Page 38 of Scapegoat

“They did.”

I croaked that out, all of it, everything I’d been keeping tamped down coming rushing up and choking me, because that’s what happened when I talked to Jamie. We’d trauma-bonded, that’s how she explained it, tied tight by links of a pain that never stopped hurting, especially now. It throbbed like an exposed nerve, every breath making me ache so damn fiercely, it was no wonder a tear, then another, then a whole lot more, started to stream down my face.

“Damn them…” I growled. “Damn them! I liked Billy’s. I had a good job there and he kept his hands to himself—”

“That’s not enough of a reason to stay if you don’t want to,” she told me. “Look, I’m about eight hours away. Stay inside, lock your doors and windows and sit tight. I’m coming, kid. I’m coming.”

That made me feel better for as long as it took for her to end the call. But once the phone went dead? It felt like I did too. I was empty and full, all at the same time, any pleasure I got from doing a job well, making food that people appreciated, shoved out of the way to make room for the reality to hit me again.

They’d chosen Anna. No matter what had happened between us, or what was going on before then, that day they’d chosen her. They were bound together in ways that could not be broken, that’s what my mother had insisted, Atlas’ mark on Anna overruling anything he’d done to me. They were my sister’s mates and she needed to call them back to her side.

So why did I slide down the wall of my cottage, sobbing into my arms the quiet, choked back kinds of sobs only kids with brutal mothers like mine learned? Why did I cry like my heart was fucking breaking? And why, amongst the sounds of the wind outside and the far-off bleat of sheep, why did the crystal clear song of one wolf, then of three, pierce the night?

Chapter 22

Xavier

She’d been just here.

Kai had just been fucking here but she’d slipped from my grip.

I flexed my fingers, still able to feel the warmth of her skin on the pads of my fingertips, because my hand had heated up until it was almost unbearable, because… I hadn’t wanted to listen to her. Everything in me, man and wolf demanded I haul her close, protect her from the whole damn world.

But.

That scent of roses that always hung around her, it’d grown sharp, sour, like the flowers were being charred slowly over an open fire when she’d heard me, when she’d seen me. The smell of her pain. It’d made it hard to take a full breath in and I… I was the one that caused it. I just stared at the empty road, her car having disappeared, gone to god knows where, and my brothers, they just stared after her too.

“Fuck…” Jay muttered and when he turned to me, his eyes blazed bright silver. “Fuck!” He paced back and forth, raking his hands through his hair. “We have to go after her. We have to—”

“Tell her.”

Atlas was never one for flapping his gums, but since that day? He’d dropped down, down, down into a strange kind of darkness, one that was still and silent as a stone. So when he said, did anything, we paid attention, and both Jay and I stared at him now.

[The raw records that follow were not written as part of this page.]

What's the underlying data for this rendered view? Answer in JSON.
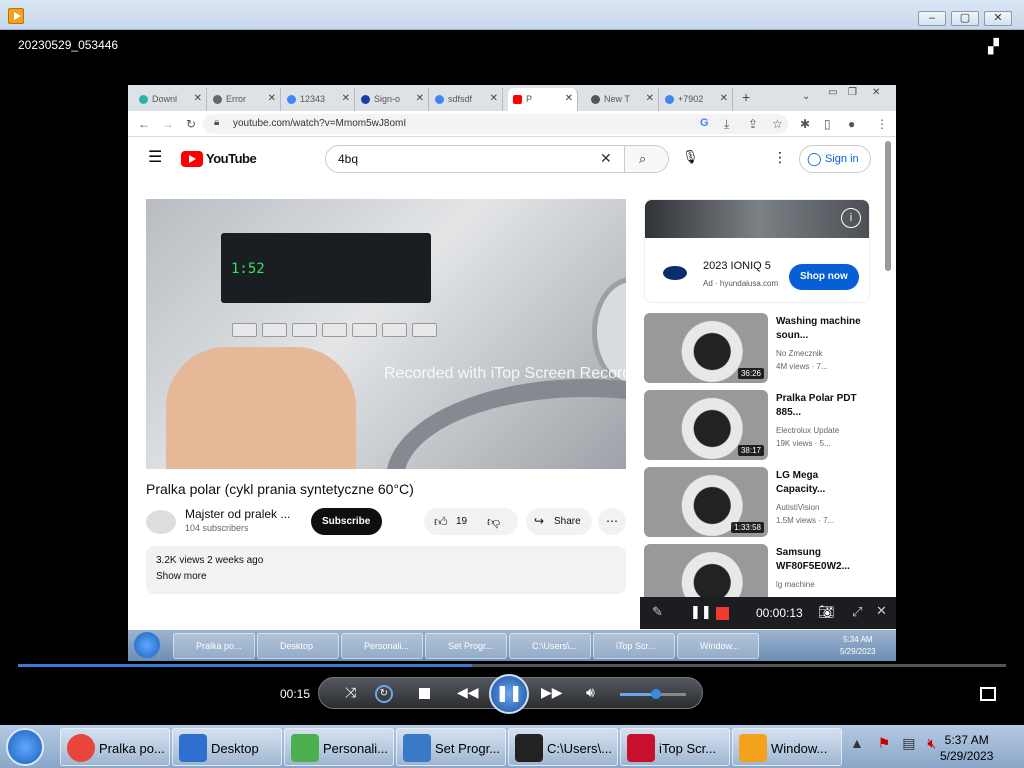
{
  "window": {
    "title": "20230529_053446"
  },
  "browser": {
    "tabs": [
      {
        "label": "Downl",
        "color": "#2bb5a0"
      },
      {
        "label": "Error",
        "color": "#666666"
      },
      {
        "label": "12343",
        "color": "#4285f4"
      },
      {
        "label": "Sign-o",
        "color": "#1a3fa6"
      },
      {
        "label": "sdfsdf",
        "color": "#4285f4"
      },
      {
        "label": "P",
        "color": "#ff0000"
      },
      {
        "label": "New T",
        "color": "#555555"
      },
      {
        "label": "+7902",
        "color": "#4285f4"
      }
    ],
    "url": "youtube.com/watch?v=Mmom5wJ8omI"
  },
  "youtube": {
    "logo_text": "YouTube",
    "search_value": "4bq",
    "signin": "Sign in",
    "video_title": "Pralka polar (cykl prania syntetyczne 60°C)",
    "panel_display": "1:52",
    "watermark": "Recorded with iTop Screen Recorder",
    "channel_name": "Majster od pralek ...",
    "channel_subs": "104 subscribers",
    "subscribe": "Subscribe",
    "likes": "19",
    "share": "Share",
    "views_line": "3.2K views  2 weeks ago",
    "show_more": "Show more",
    "ad": {
      "title": "2023 IONIQ 5",
      "sub": "Ad · hyundaiusa.com",
      "cta": "Shop now"
    },
    "recommendations": [
      {
        "title": "Washing machine soun...",
        "channel": "No Zmecznik",
        "views": "4M views · 7...",
        "duration": "36:26"
      },
      {
        "title": "Pralka Polar PDT 885...",
        "channel": "Electrolux Update",
        "views": "19K views · 5...",
        "duration": "38:17"
      },
      {
        "title": "LG Mega Capacity...",
        "channel": "AutistiVision",
        "views": "1.5M views · 7...",
        "duration": "1:33:58"
      },
      {
        "title": "Samsung WF80F5E0W2...",
        "channel": "lg machine",
        "views": "",
        "duration": ""
      }
    ]
  },
  "recorder": {
    "time": "00:00:13"
  },
  "inner_taskbar": {
    "items": [
      "Pralka po...",
      "Desktop",
      "Personali...",
      "Set Progr...",
      "C:\\Users\\...",
      "iTop Scr...",
      "Window..."
    ],
    "time": "5:34 AM",
    "date": "5/29/2023"
  },
  "player": {
    "time": "00:15",
    "progress": 0.46,
    "volume": 0.55
  },
  "taskbar": {
    "items": [
      {
        "label": "Pralka po...",
        "color": "#e8453c"
      },
      {
        "label": "Desktop",
        "color": "#2f6fd0"
      },
      {
        "label": "Personali...",
        "color": "#4caf50"
      },
      {
        "label": "Set Progr...",
        "color": "#3a78c8"
      },
      {
        "label": "C:\\Users\\...",
        "color": "#222222"
      },
      {
        "label": "iTop Scr...",
        "color": "#c8102e"
      },
      {
        "label": "Window...",
        "color": "#f3a21c"
      }
    ],
    "time": "5:37 AM",
    "date": "5/29/2023"
  }
}
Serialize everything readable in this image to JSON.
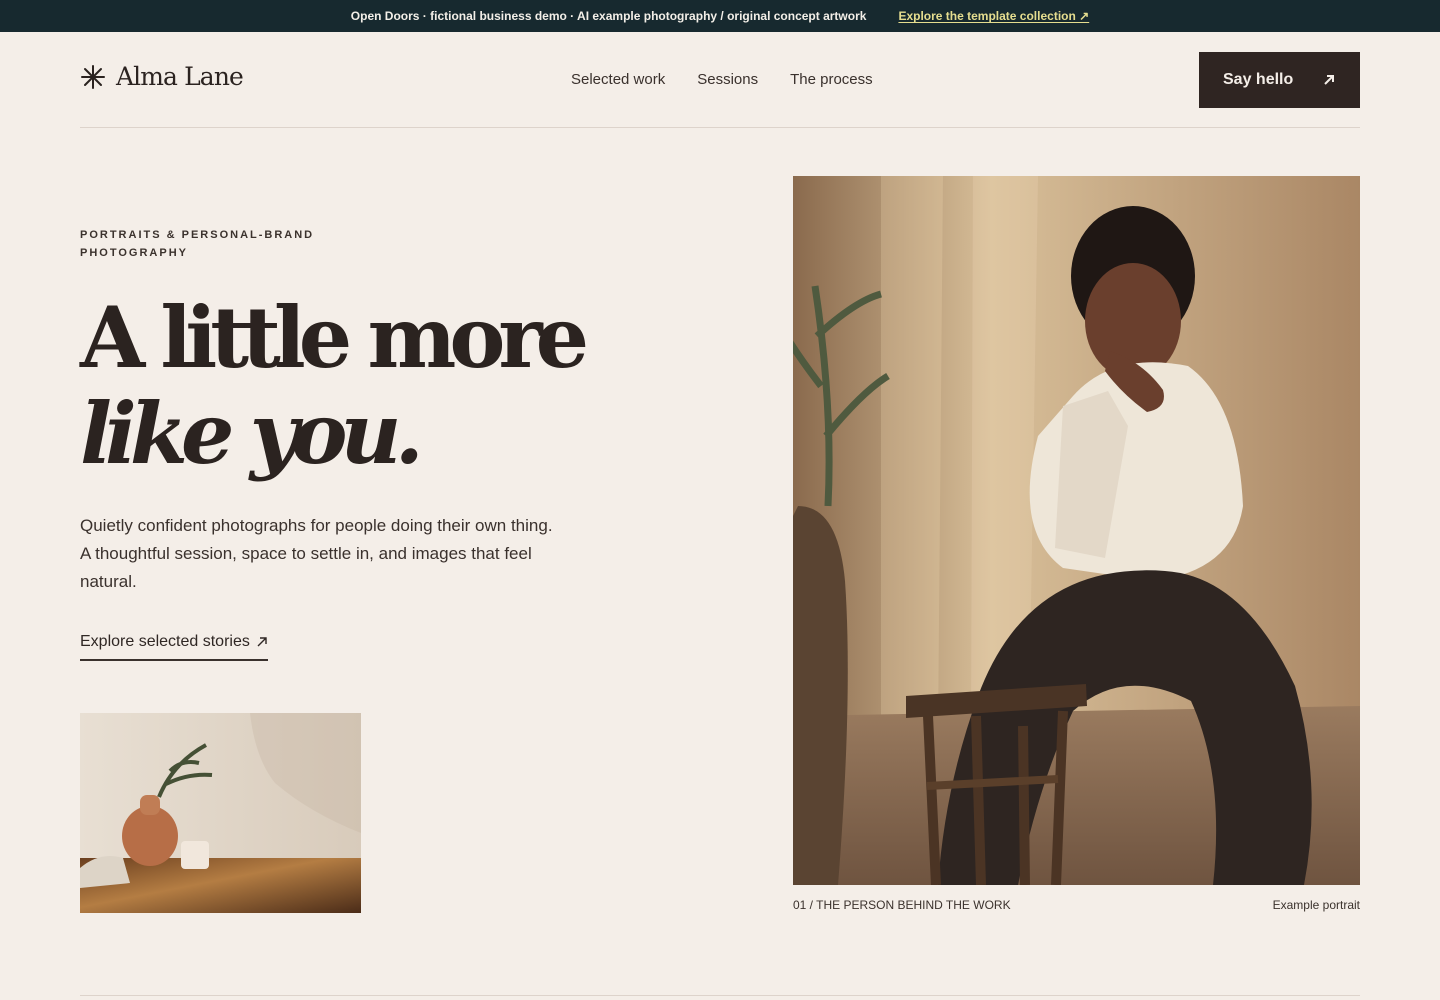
{
  "announcement": {
    "text": "Open Doors · fictional business demo · AI example photography / original concept artwork",
    "link": "Explore the template collection ↗"
  },
  "header": {
    "brand": "Alma Lane",
    "brand_icon": "asterisk-star-icon",
    "nav": [
      "Selected work",
      "Sessions",
      "The process"
    ],
    "cta": "Say hello",
    "cta_icon": "arrow-up-right-icon"
  },
  "hero": {
    "eyebrow": "PORTRAITS & PERSONAL-BRAND PHOTOGRAPHY",
    "headline_line1": "A little more",
    "headline_line2": "like you.",
    "intro": "Quietly confident photographs for people doing their own thing. A thoughtful session, space to settle in, and images that feel natural.",
    "link": "Explore selected stories",
    "link_icon": "arrow-up-right-icon"
  },
  "images": {
    "small": "still-life-vase-image",
    "main": "seated-portrait-image"
  },
  "captions": {
    "left": "01 / THE PERSON BEHIND THE WORK",
    "right": "Example portrait"
  },
  "colors": {
    "background": "#f4eee8",
    "announcement_bg": "#17292f",
    "announcement_link": "#e5dd8f",
    "primary_text": "#2b2320",
    "cta_bg": "#2f2522"
  }
}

“We have to tell her what happened. If she…” His voice broke and he dug around in his jacket pockets, both of us screwing up our noses when he pulled out a packet of cigarettes. He lit one of the stinking things, and I saw his hands shaking as he took a long drag, but he couldn’t look at us until he had. “If we tell her and she still doesn’t want us, well…”

And just like that, our brother stumbled onto the one thing none of us wanted to talk about. We only discussed how we’d get her back, not if.

I looked up and down the road, taking in what little there was of the town in one glance. The place was small, little more than a pub, a supermarket and a truck stop.

“She can’t live far from here if she works at the truck stop,” I said.

“And not in one of the houses,” Jay said. There were a few streets of residences on either side of the main road, but the three of us could sight each one of them with little effort. “I didn’t catch scent of her on the street, not until we walked into the truck stop.”

“That way.” Atlas stabbed a finger at the road in front of us in the direction Kai had left, the cigarette trailing smoke into the air. “This area is almost all farmland. She must be renting a place somewhere out there.”

“So, what, we find her and explain?” I said. The plan had seemed like a sound one, right up until I saw the horror on her face, the pain. And I fucking knew why. We carried around a burden of our own.

That day, two years ago, we’d been riding a high, having proved ourselves to the alphas, told we’d been accepted as their heirs. The whole town had been cheering us on, but it meant nothing without her.

Kai.

When Abigail had pushed her way forward, a scared looking Anna in her grip, I’d braced myself for a scene, for the woman to throw one of her daughters at us, when all we wanted was Kai. For her to scream something fucking insane about Anna being our fated mate, our omega.

I thought I knew what to do.

But then that scent.

Sweet as roses, my mouth watering, my body hard, coming to complete attention as I stared. Anna was just a fucking kid. The same annoying one who tried to push herself forward while she pushed her sister out of the way, the one that tried to demand our attention like it was her right.